Accidents happen! They occur even in the safest and cleanest work environments, which is why you must have insurance.
Workers’ compensation insurance protects you, the employer, against lawsuits resulting from work-related accidents, providing medical care and compensation for lost income to your employee(s).
The coverage is designed to ensure that employees who are injured or disabled while on the job receive proper compensation, negating the need for lawsuits regardless of who is at fault. Dependent coverage for workers injured, or even killed by work-related accidents and illnesses, is one of the many benefits of workers’ compensation coverage.
Imagine this scenario: Jessica Park decided to open a small self-storage facility. In the beginning, she was the only person running it. When she purchased her business insurance, she told her agent she didn’t need workers’ compensation coverage because she managed the site, and didn’t mention she may hire employees in the near future. As business picked up, she continued as manager, but hired two full-time and two part-time employees.

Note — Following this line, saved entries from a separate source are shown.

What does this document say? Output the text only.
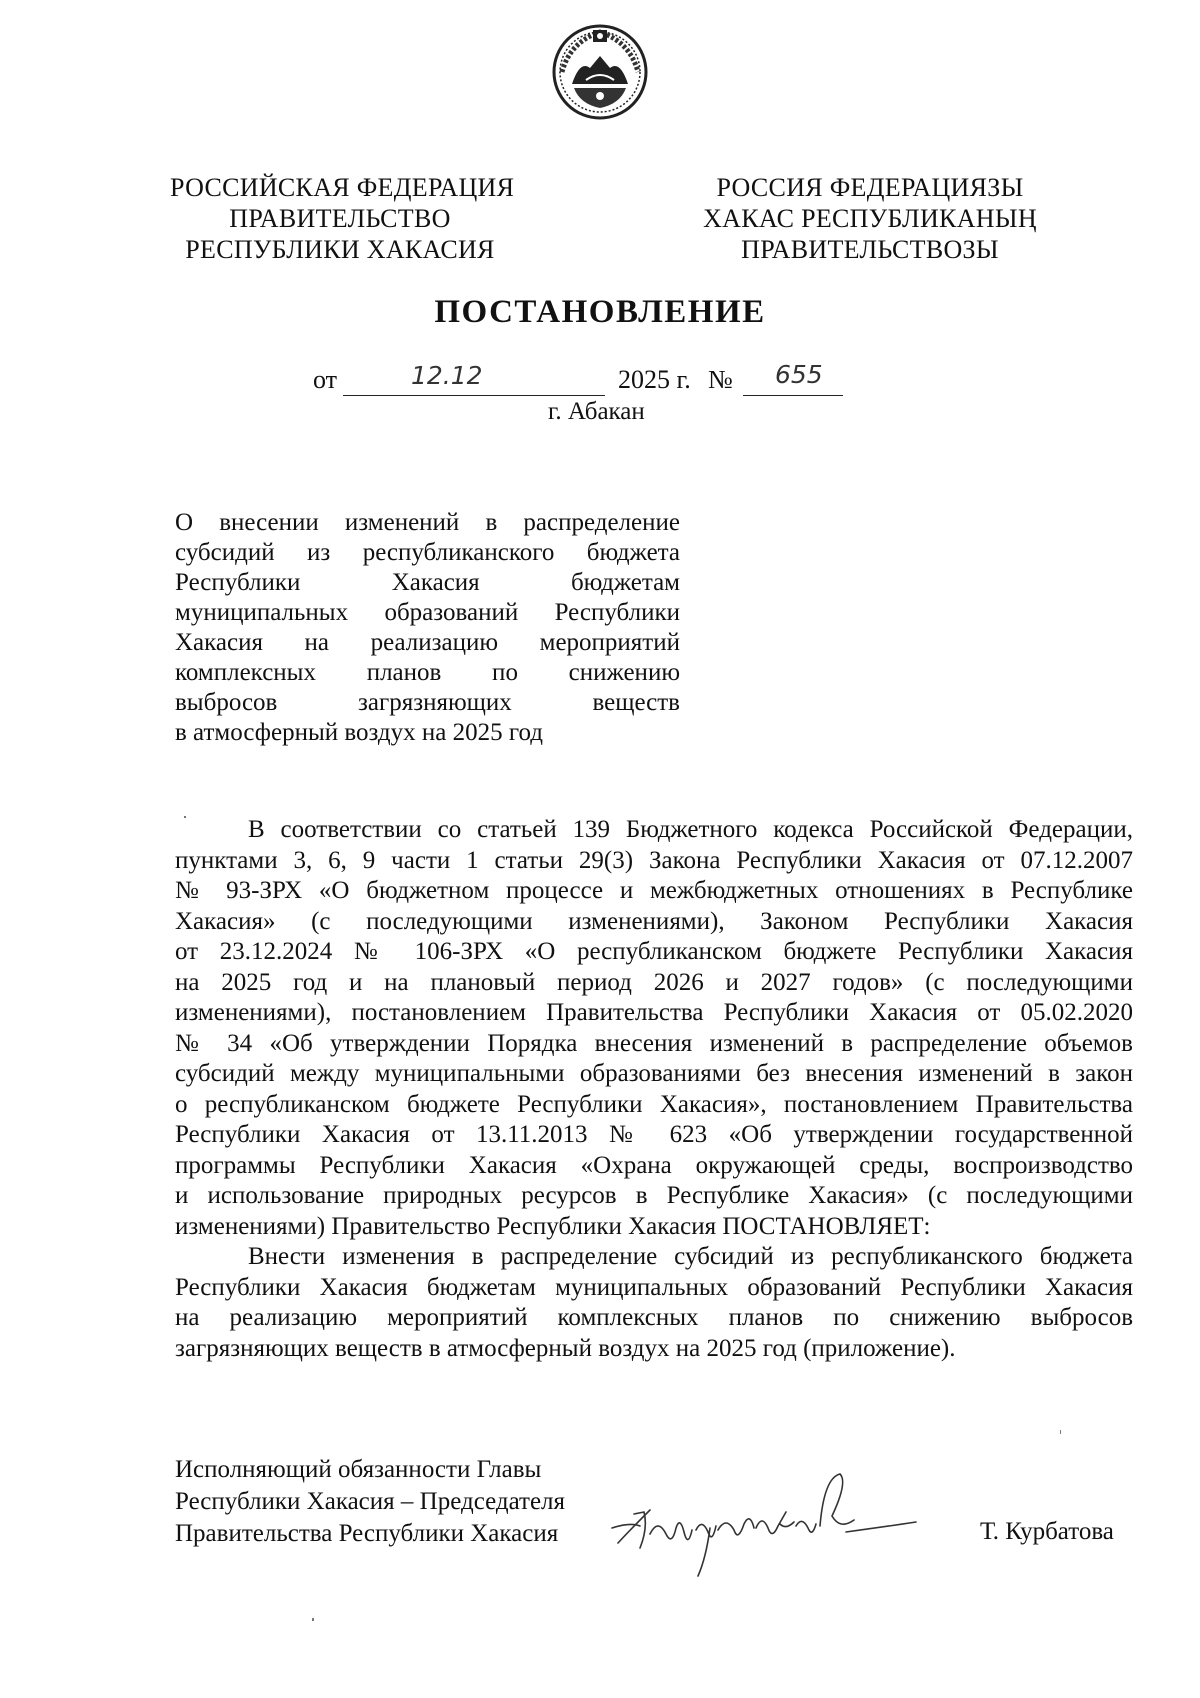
РОССИЙСКАЯ ФЕДЕРАЦИЯ
ПРАВИТЕЛЬСТВО
РЕСПУБЛИКИ ХАКАСИЯ
РОССИЯ ФЕДЕРАЦИЯЗЫ
ХАКАС РЕСПУБЛИКАНЫҢ
ПРАВИТЕЛЬСТВОЗЫ
ПОСТАНОВЛЕНИЕ
от	12.12	2025 г. № 655
г. Абакан
О внесении изменений в распределение
субсидий из республиканского бюджета
Республики Хакасия бюджетам
муниципальных образований Республики
Хакасия на реализацию мероприятий
комплексных планов по снижению
выбросов загрязняющих веществ
в атмосферный воздух на 2025 год
В соответствии со статьей 139 Бюджетного кодекса Российской Федерации,
пунктами 3, 6, 9 части 1 статьи 29(3) Закона Республики Хакасия от 07.12.2007
№ 93-ЗРХ «О бюджетном процессе и межбюджетных отношениях в Республике
Хакасия» (с последующими изменениями), Законом Республики Хакасия
от 23.12.2024 № 106-ЗРХ «О республиканском бюджете Республики Хакасия
на 2025 год и на плановый период 2026 и 2027 годов» (с последующими
изменениями), постановлением Правительства Республики Хакасия от 05.02.2020
№ 34 «Об утверждении Порядка внесения изменений в распределение объемов
субсидий между муниципальными образованиями без внесения изменений в закон
о республиканском бюджете Республики Хакасия», постановлением Правительства
Республики Хакасия от 13.11.2013 № 623 «Об утверждении государственной
программы Республики Хакасия «Охрана окружающей среды, воспроизводство
и использование природных ресурсов в Республике Хакасия» (с последующими
изменениями) Правительство Республики Хакасия ПОСТАНОВЛЯЕТ:
Внести изменения в распределение субсидий из республиканского бюджета
Республики Хакасия бюджетам муниципальных образований Республики Хакасия
на реализацию мероприятий комплексных планов по снижению выбросов
загрязняющих веществ в атмосферный воздух на 2025 год (приложение).
Исполняющий обязанности Главы
Республики Хакасия – Председателя
Правительства Республики Хакасия	Т. Курбатова
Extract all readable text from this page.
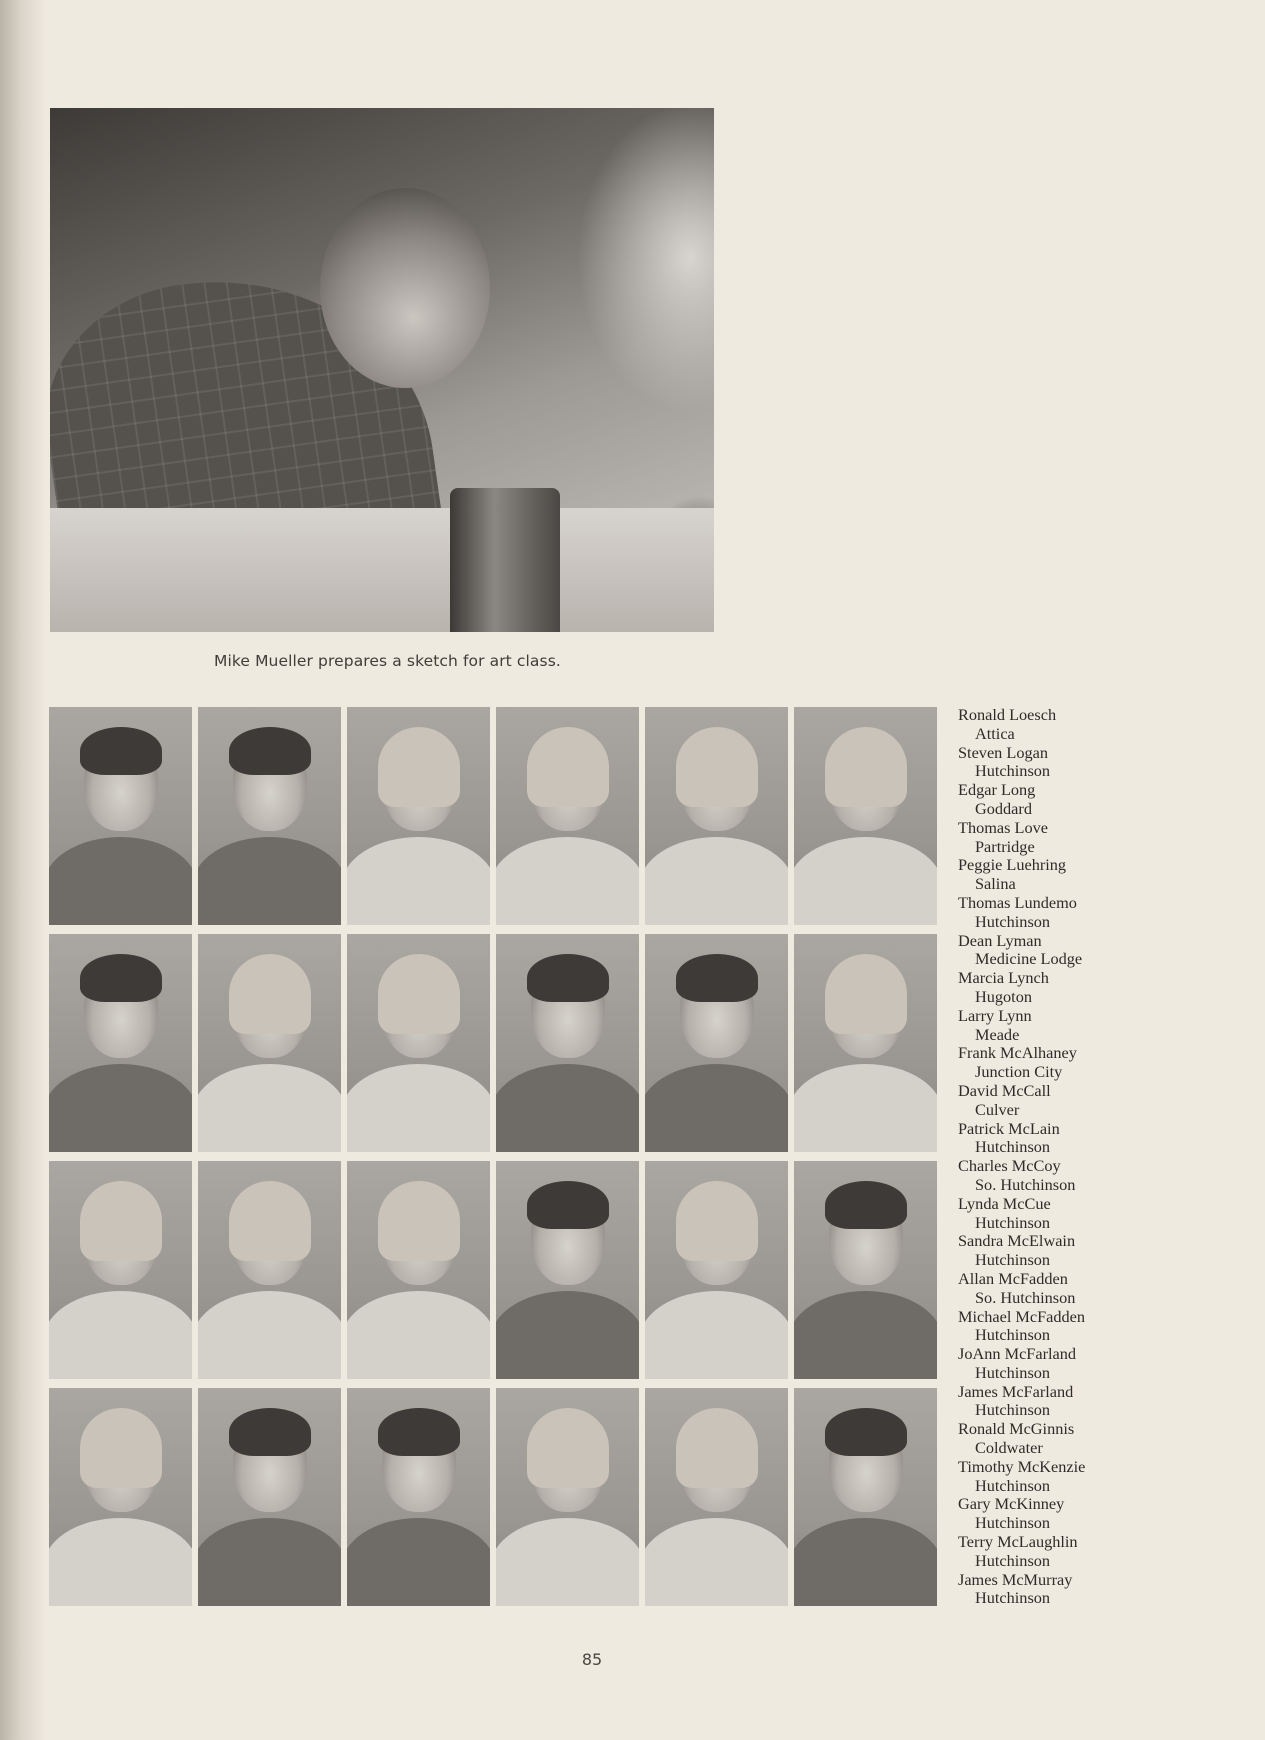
Mike Mueller prepares a sketch for art class.
Ronald Loesch
Attica
Steven Logan
Hutchinson
Edgar Long
Goddard
Thomas Love
Partridge
Peggie Luehring
Salina
Thomas Lundemo
Hutchinson
Dean Lyman
Medicine Lodge
Marcia Lynch
Hugoton
Larry Lynn
Meade
Frank McAlhaney
Junction City
David McCall
Culver
Patrick McLain
Hutchinson
Charles McCoy
So. Hutchinson
Lynda McCue
Hutchinson
Sandra McElwain
Hutchinson
Allan McFadden
So. Hutchinson
Michael McFadden
Hutchinson
JoAnn McFarland
Hutchinson
James McFarland
Hutchinson
Ronald McGinnis
Coldwater
Timothy McKenzie
Hutchinson
Gary McKinney
Hutchinson
Terry McLaughlin
Hutchinson
James McMurray
Hutchinson
85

Is there a problem in this scenario? Probably. Workers’ compensation laws vary by state, and most states have some form of statute or requirement regarding coverage. Businesses that meet certain criteria must provide workers’ compensation for all employees, or face fines and consequences.
In nearly all 50 states, you are required to cover your employees for workers' compensation. Remember, your general liability coverage has exclusions relating to injury to anyone who should be covered under workers’ comp. Therefore, this important coverage must be considered a mandatory part of your insurance portfolio.